Thursday, February 04, 2010

The State of Jazz

This NPR piece about a woman complaining that current jazz isn't exciting makes my head explode.

That it's on NPR seems typical--the NPR demographic is precisely the same demographic as the average jazz fan--middle-aged, white, and affluent. And this demographic usually sees good jazz as something that stopped in 1964, when A Love Supreme got a little to crazy. They like retro-jazz, but how much Wynton Marsalis can one person listen to? Well, some I guess. But how much Diana Krall?  Hopefully, none at all.

So it's hardly surprising that these people would find current jazz boring--nothing's happened in years. It's all retreading familiar ground, broken in radical ways by musicians from the 1910s through the 1960s. That stuff is great; you can hear the experimentation in the music. The retread stuff is by and large trite and old-fashioned, even if some of it is well-played.
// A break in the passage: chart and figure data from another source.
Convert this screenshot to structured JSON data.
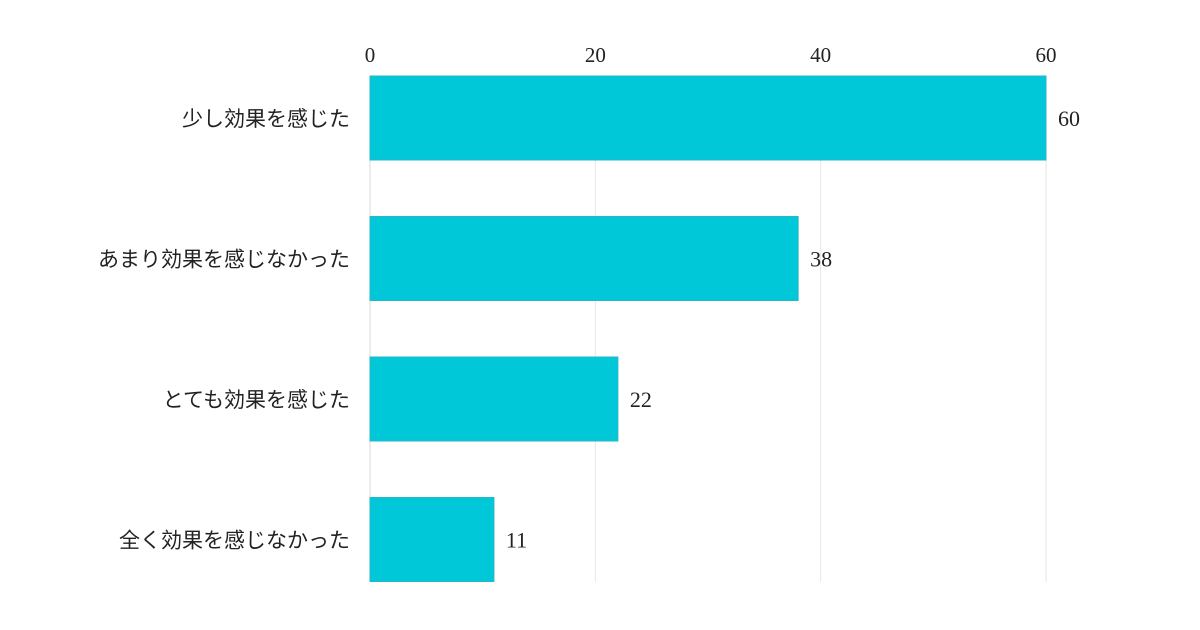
{
  "chart_data": {
    "type": "bar",
    "orientation": "horizontal",
    "categories": [
      "少し効果を感じた",
      "あまり効果を感じなかった",
      "とても効果を感じた",
      "全く効果を感じなかった"
    ],
    "values": [
      60,
      38,
      22,
      11
    ],
    "xlim": [
      0,
      60
    ],
    "ticks": [
      "0",
      "20",
      "40",
      "60"
    ],
    "tick_values": [
      0,
      20,
      40,
      60
    ],
    "title": "",
    "xlabel": "",
    "ylabel": "",
    "axis_position": "top",
    "grid": true,
    "legend": "none",
    "bar_color": "#00c8d9",
    "bar_edge_color": "#2ab5c7",
    "grid_color": "#e6e6e6"
  }
}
Meanwhile, there is awesome jazz and jazz-related music all over the place if you look for it. Jazz has expanded in all sorts of new directions in recent years. Bill Frisell, John Zorn, Matthew Shipp, William Parker, David S. Ware, Susie Ibarra, Ikue Mori, etc., etc., etc. There is amazing players out there. They still have the spirit of jazz--the spirit of pushing the boundaries, finding new ways to express emotion through the music, etc.

New jazz isn't boring at all. But modern musicians who really want to sound like Dave Brubeck and Art Blakey are boring. Listen to Blakey and Brubeck and so many others. And then also listen to Don Byron and Darius Jones and Roy Campbell. But don't claim jazz is boring just because you're listening to retread music.